Therefore, it is not surprising that many factors outside the school environment can significantly influence students' prospects for academic success in school. That’s why home background is considered one of the important factors related to academic success. First, parents’ beliefs, expectations and attitudes about education have a profound impact on student’s conceptions of the significance of education in their lives. What parents think about the importance of doing well in school is often mirrored in student results.
In other words, if the parents were educated they know the consequences of education in the life; that’s why they encourage their children to study. A study by Metropolitan Life Insurance Company found that nearly all students (98%) who earned A’s and B’s on their report cards reported that their parents encouraged them to do well in school. Among students who earned mostly C’s said they received little parental encouragement.
Second, why children succeed or fail in school is related to the mother’s level of education which is one of the most important factors influencing children’s reading levels and other school achievements; therefore, quality of maternal care is one of the factors helping students to achieve academic success. Third, a relatively large family appeared to be not impediment to the educational achievements of middle-class children, but for those with less privileged home circumstances a small family was an essential ingredient for academic success.
In small families, parents have more resources to devote to their children and can more easily find time to spend with them and to encourage them. When the family have lots of children, finding time to read to the child, to encourage him to complete his homework or to participate in school functions, become more difficult. Forth, many children grow up in homes with an abundance of fiscal and material resources; but not all do.
Poverty takes a toll on students’ performance. Poor children are twice as likely as their more affluent counterparts to repeat a grade; to be suspended, expelled, or drop out of high school. In sum, children from more economically affluent home circumstances have a leg up in many areas in life, including education. Finally, for most students, school creates an important community setting a safe place where time structure and friends are present.
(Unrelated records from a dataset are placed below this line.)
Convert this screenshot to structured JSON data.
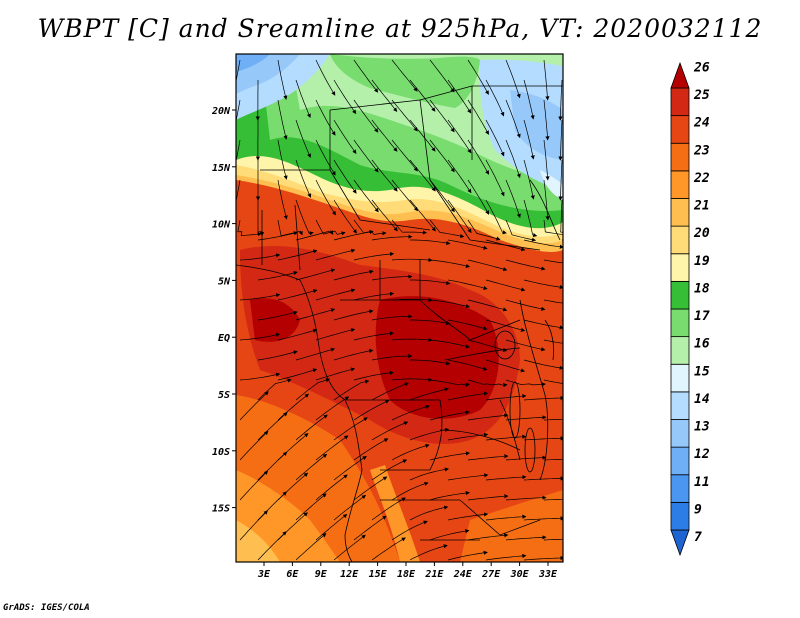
{
  "title": "WBPT [C] and Sreamline at 925hPa, VT: 2020032112",
  "credit": "GrADS: IGES/COLA",
  "map": {
    "lat_labels": [
      "20N",
      "15N",
      "10N",
      "5N",
      "EQ",
      "5S",
      "10S",
      "15S"
    ],
    "lon_labels": [
      "3E",
      "6E",
      "9E",
      "12E",
      "15E",
      "18E",
      "21E",
      "24E",
      "27E",
      "30E",
      "33E"
    ]
  },
  "colorbar": {
    "labels": [
      "7",
      "9",
      "11",
      "12",
      "13",
      "14",
      "15",
      "16",
      "17",
      "18",
      "19",
      "20",
      "21",
      "22",
      "23",
      "24",
      "25",
      "26"
    ],
    "colors": [
      "#1e64d2",
      "#2d7de6",
      "#4b96f0",
      "#6eaff5",
      "#96c8fa",
      "#b4dcff",
      "#e1f5ff",
      "#b4f0aa",
      "#78dc6e",
      "#37be37",
      "#fff5aa",
      "#ffdc78",
      "#ffbe50",
      "#ff9628",
      "#f56e14",
      "#e64614",
      "#d22814",
      "#b40000"
    ]
  }
}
Families and neighborhoods complete a student’s community and consciously connecting schools, families and neighborhoods offer significant advantages for students, particularly those at academic risk. The broad stroke issues that can influence performance in school includes therefore parenting. Other things that may influence academic success include motivational and well-trained teachers. Teachers can make students either interested or not in the material to be learned.
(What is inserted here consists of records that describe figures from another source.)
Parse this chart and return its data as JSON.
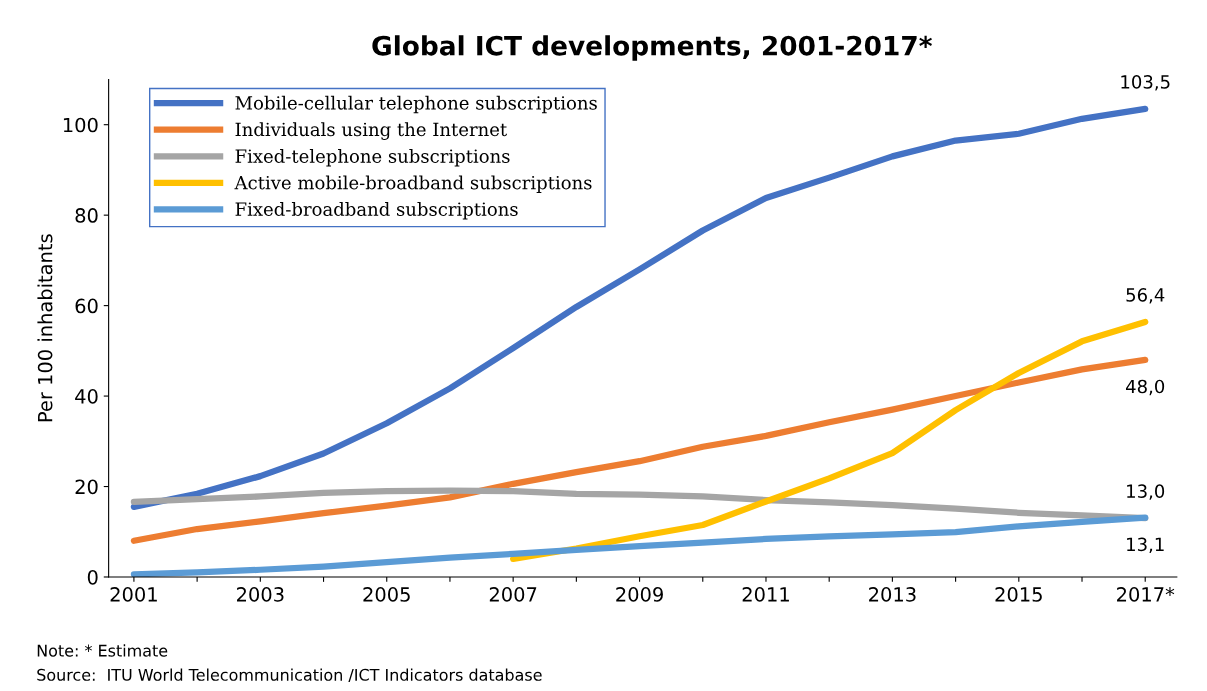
{
  "chart_data": {
    "type": "line",
    "title": "Global ICT developments, 2001-2017*",
    "ylabel": "Per 100 inhabitants",
    "categories": [
      "2001",
      null,
      "2003",
      null,
      "2005",
      null,
      "2007",
      null,
      "2009",
      null,
      "2011",
      null,
      "2013",
      null,
      "2015",
      null,
      "2017*"
    ],
    "series": [
      {
        "name": "Mobile-cellular telephone subscriptions",
        "color": "#4472c4",
        "values": [
          15.5,
          18.4,
          22.3,
          27.3,
          34.0,
          41.7,
          50.6,
          59.7,
          68.0,
          76.6,
          83.8,
          88.3,
          93.0,
          96.5,
          98.0,
          101.3,
          103.5
        ],
        "value_labels": [
          null,
          null,
          null,
          null,
          null,
          null,
          null,
          null,
          null,
          null,
          null,
          null,
          null,
          null,
          null,
          null,
          "103,5"
        ]
      },
      {
        "name": "Individuals using the Internet",
        "color": "#ed7d31",
        "values": [
          8.0,
          10.6,
          12.3,
          14.1,
          15.8,
          17.6,
          20.6,
          23.2,
          25.6,
          28.8,
          31.2,
          34.2,
          37.0,
          40.0,
          43.0,
          45.9,
          48.0
        ],
        "value_labels": [
          null,
          null,
          null,
          null,
          null,
          null,
          null,
          null,
          null,
          null,
          null,
          null,
          null,
          null,
          null,
          null,
          "48,0"
        ]
      },
      {
        "name": "Fixed-telephone subscriptions",
        "color": "#a5a5a5",
        "values": [
          16.6,
          17.2,
          17.8,
          18.6,
          19.0,
          19.1,
          19.0,
          18.4,
          18.2,
          17.8,
          17.0,
          16.5,
          15.9,
          15.1,
          14.2,
          13.6,
          13.0
        ],
        "value_labels": [
          null,
          null,
          null,
          null,
          null,
          null,
          null,
          null,
          null,
          null,
          null,
          null,
          null,
          null,
          null,
          null,
          "13,0"
        ]
      },
      {
        "name": "Active mobile-broadband subscriptions",
        "color": "#ffc000",
        "values": [
          null,
          null,
          null,
          null,
          null,
          null,
          4.0,
          6.3,
          9.0,
          11.5,
          16.7,
          21.8,
          27.4,
          36.9,
          45.1,
          52.1,
          56.4
        ],
        "value_labels": [
          null,
          null,
          null,
          null,
          null,
          null,
          null,
          null,
          null,
          null,
          null,
          null,
          null,
          null,
          null,
          null,
          "56,4"
        ]
      },
      {
        "name": "Fixed-broadband subscriptions",
        "color": "#5b9bd5",
        "values": [
          0.6,
          1.0,
          1.6,
          2.3,
          3.3,
          4.3,
          5.1,
          6.0,
          6.8,
          7.6,
          8.4,
          9.0,
          9.4,
          9.9,
          11.2,
          12.2,
          13.1
        ],
        "value_labels": [
          null,
          null,
          null,
          null,
          null,
          null,
          null,
          null,
          null,
          null,
          null,
          null,
          null,
          null,
          null,
          null,
          "13,1"
        ]
      }
    ],
    "ylim": [
      0,
      110
    ],
    "yticks": [
      0,
      20,
      40,
      60,
      80,
      100
    ],
    "grid": false,
    "legend": "top left",
    "marker": "none",
    "line_style": "solid",
    "annotations": [
      "Note: * Estimate",
      "Source:  ITU World Telecommunication /ICT Indicators database"
    ]
  }
}
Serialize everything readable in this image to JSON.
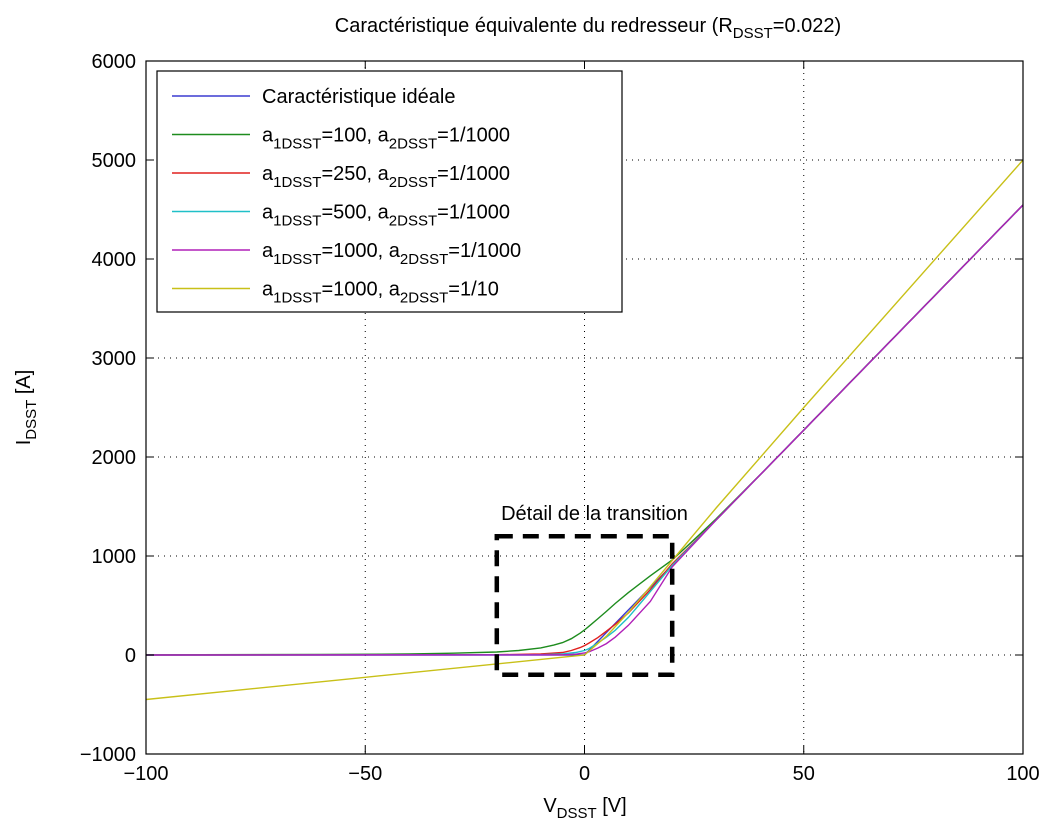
{
  "chart_data": {
    "type": "line",
    "title": {
      "main": "Caractéristique équivalente du redresseur (R",
      "sub": "DSST",
      "tail": "=0.022)"
    },
    "xlabel": {
      "main": "V",
      "sub": "DSST",
      "unit": " [V]"
    },
    "ylabel": {
      "main": "I",
      "sub": "DSST",
      "unit": " [A]"
    },
    "xlim": [
      -100,
      100
    ],
    "ylim": [
      -1000,
      6000
    ],
    "xticks": [
      -100,
      -50,
      0,
      50,
      100
    ],
    "xtick_labels": [
      "−100",
      "−50",
      "0",
      "50",
      "100"
    ],
    "yticks": [
      -1000,
      0,
      1000,
      2000,
      3000,
      4000,
      5000,
      6000
    ],
    "ytick_labels": [
      "−1000",
      "0",
      "1000",
      "2000",
      "3000",
      "4000",
      "5000",
      "6000"
    ],
    "grid": true,
    "legend_position": "top-left",
    "series": [
      {
        "name": {
          "main": "Caractéristique idéale"
        },
        "color": "#3b3bd1",
        "x": [
          -100,
          0,
          100
        ],
        "y": [
          0,
          0,
          4545
        ]
      },
      {
        "name": {
          "a": "a",
          "s1": "1DSST",
          "m": "=100, a",
          "s2": "2DSST",
          "t": "=1/1000"
        },
        "color": "#1e8c1e",
        "x": [
          -100,
          -60,
          -40,
          -30,
          -20,
          -15,
          -10,
          -7,
          -5,
          -3,
          -1,
          0,
          1,
          3,
          5,
          7,
          10,
          15,
          20,
          25,
          30,
          40,
          50,
          60,
          70,
          80,
          90,
          100
        ],
        "y": [
          2,
          5,
          10,
          18,
          30,
          45,
          72,
          100,
          125,
          165,
          220,
          253,
          290,
          365,
          440,
          520,
          630,
          800,
          960,
          1165,
          1375,
          1818,
          2272,
          2727,
          3181,
          3636,
          4090,
          4545
        ]
      },
      {
        "name": {
          "a": "a",
          "s1": "1DSST",
          "m": "=250, a",
          "s2": "2DSST",
          "t": "=1/1000"
        },
        "color": "#e0201e",
        "x": [
          -100,
          -20,
          -10,
          -5,
          -3,
          -1,
          0,
          1,
          3,
          5,
          7,
          10,
          15,
          20,
          25,
          30,
          50,
          100
        ],
        "y": [
          0,
          3,
          10,
          25,
          45,
          75,
          95,
          120,
          175,
          240,
          310,
          425,
          660,
          920,
          1140,
          1364,
          2272,
          4545
        ]
      },
      {
        "name": {
          "a": "a",
          "s1": "1DSST",
          "m": "=500, a",
          "s2": "2DSST",
          "t": "=1/1000"
        },
        "color": "#20c0c8",
        "x": [
          -100,
          -10,
          -5,
          -2,
          0,
          1,
          3,
          5,
          7,
          10,
          15,
          20,
          30,
          50,
          100
        ],
        "y": [
          0,
          3,
          10,
          25,
          45,
          65,
          120,
          180,
          250,
          380,
          640,
          905,
          1364,
          2272,
          4545
        ]
      },
      {
        "name": {
          "a": "a",
          "s1": "1DSST",
          "m": "=1000, a",
          "s2": "2DSST",
          "t": "=1/1000"
        },
        "color": "#b020b8",
        "x": [
          -100,
          -5,
          -2,
          0,
          1,
          2,
          3,
          5,
          7,
          10,
          15,
          20,
          30,
          50,
          100
        ],
        "y": [
          0,
          2,
          8,
          20,
          32,
          50,
          70,
          115,
          180,
          300,
          540,
          890,
          1364,
          2272,
          4545
        ]
      },
      {
        "name": {
          "a": "a",
          "s1": "1DSST",
          "m": "=1000, a",
          "s2": "2DSST",
          "t": "=1/10"
        },
        "color": "#c8c018",
        "x": [
          -100,
          -50,
          0,
          5,
          10,
          15,
          20,
          25,
          30,
          50,
          100
        ],
        "y": [
          -450,
          -225,
          0,
          190,
          430,
          690,
          955,
          1220,
          1485,
          2500,
          5000
        ]
      }
    ],
    "annotation": {
      "text": "Détail de la transition",
      "box_x": [
        -20,
        20
      ],
      "box_y": [
        -200,
        1200
      ]
    }
  }
}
For example, in this digital age, teachers can use computers to individualize learning so that lessons can cater to the different skill levels of each child. Gone are the days of simple worksheets and book work; teachers should encourage their students somehow to have excellent results. In addition, teachers should be well-organized and patient: they should repeat lessons and answer all students’ questions. Moreover, teachers should find interactive learning activities which can integrate into the classroom to help them present more information in a dynamic way.
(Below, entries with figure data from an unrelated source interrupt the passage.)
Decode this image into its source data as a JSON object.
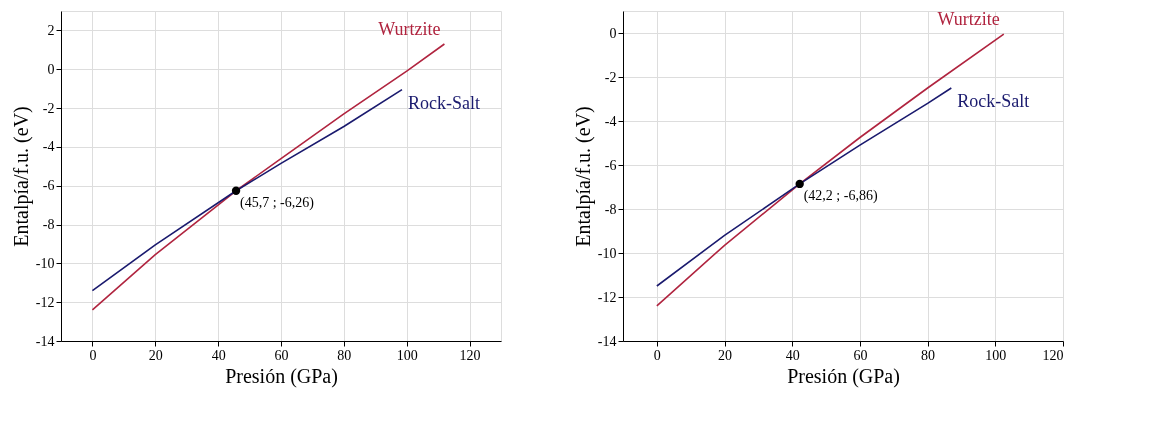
{
  "chart_data": [
    {
      "type": "line",
      "xlabel": "Presión (GPa)",
      "ylabel": "Entalpía/f.u. (eV)",
      "xlim": [
        -10,
        130
      ],
      "ylim": [
        -14,
        3
      ],
      "xticks": [
        0,
        20,
        40,
        60,
        80,
        100,
        120
      ],
      "yticks": [
        -14,
        -12,
        -10,
        -8,
        -6,
        -4,
        -2,
        0,
        2
      ],
      "grid": true,
      "marker": "none",
      "line_style": "solid",
      "series": [
        {
          "name": "Wurtzite",
          "color": "#b0243f",
          "x": [
            0,
            20,
            45.7,
            60,
            80,
            100,
            112
          ],
          "values": [
            -12.4,
            -9.55,
            -6.26,
            -4.6,
            -2.3,
            -0.1,
            1.3
          ]
        },
        {
          "name": "Rock-Salt",
          "color": "#1a1a6e",
          "x": [
            0,
            20,
            45.7,
            60,
            80,
            98.5
          ],
          "values": [
            -11.4,
            -9.05,
            -6.26,
            -4.85,
            -2.95,
            -1.05
          ]
        },
        {
          "type": "scatter",
          "marker": "circle",
          "color": "#000000",
          "x": [
            45.7
          ],
          "values": [
            -6.26
          ]
        }
      ],
      "annotations": [
        {
          "text": "(45,7 ; -6,26)",
          "x": 45.7,
          "y": -6.26
        }
      ]
    },
    {
      "type": "line",
      "xlabel": "Presión (GPa)",
      "ylabel": "Entalpía/f.u. (eV)",
      "xlim": [
        -10,
        120
      ],
      "ylim": [
        -14,
        1
      ],
      "xticks": [
        0,
        20,
        40,
        60,
        80,
        100,
        120
      ],
      "yticks": [
        -14,
        -12,
        -10,
        -8,
        -6,
        -4,
        -2,
        0
      ],
      "grid": true,
      "marker": "none",
      "line_style": "solid",
      "series": [
        {
          "name": "Wurtzite",
          "color": "#b0243f",
          "x": [
            0,
            20,
            42.2,
            60,
            80,
            102.5
          ],
          "values": [
            -12.4,
            -9.65,
            -6.86,
            -4.75,
            -2.5,
            -0.05
          ]
        },
        {
          "name": "Rock-Salt",
          "color": "#1a1a6e",
          "x": [
            0,
            20,
            42.2,
            60,
            80,
            87
          ],
          "values": [
            -11.5,
            -9.2,
            -6.86,
            -5.1,
            -3.2,
            -2.5
          ]
        },
        {
          "type": "scatter",
          "marker": "circle",
          "color": "#000000",
          "x": [
            42.2
          ],
          "values": [
            -6.86
          ]
        }
      ],
      "annotations": [
        {
          "text": "(42,2 ; -6,86)",
          "x": 42.2,
          "y": -6.86
        }
      ]
    }
  ]
}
In conclusion, schools do not exist in a vacuum. A host of factors contribute to students’ prospects for academic success and there are many theories as to what will increase the academic success of the child. Some students come to school with all they need: stable and supportive families, adequate financial resources and good surrounding. For students who do not enjoy these advantages, teachers can help them meet outside-of-school challenges and can provide the boost they need to succeed.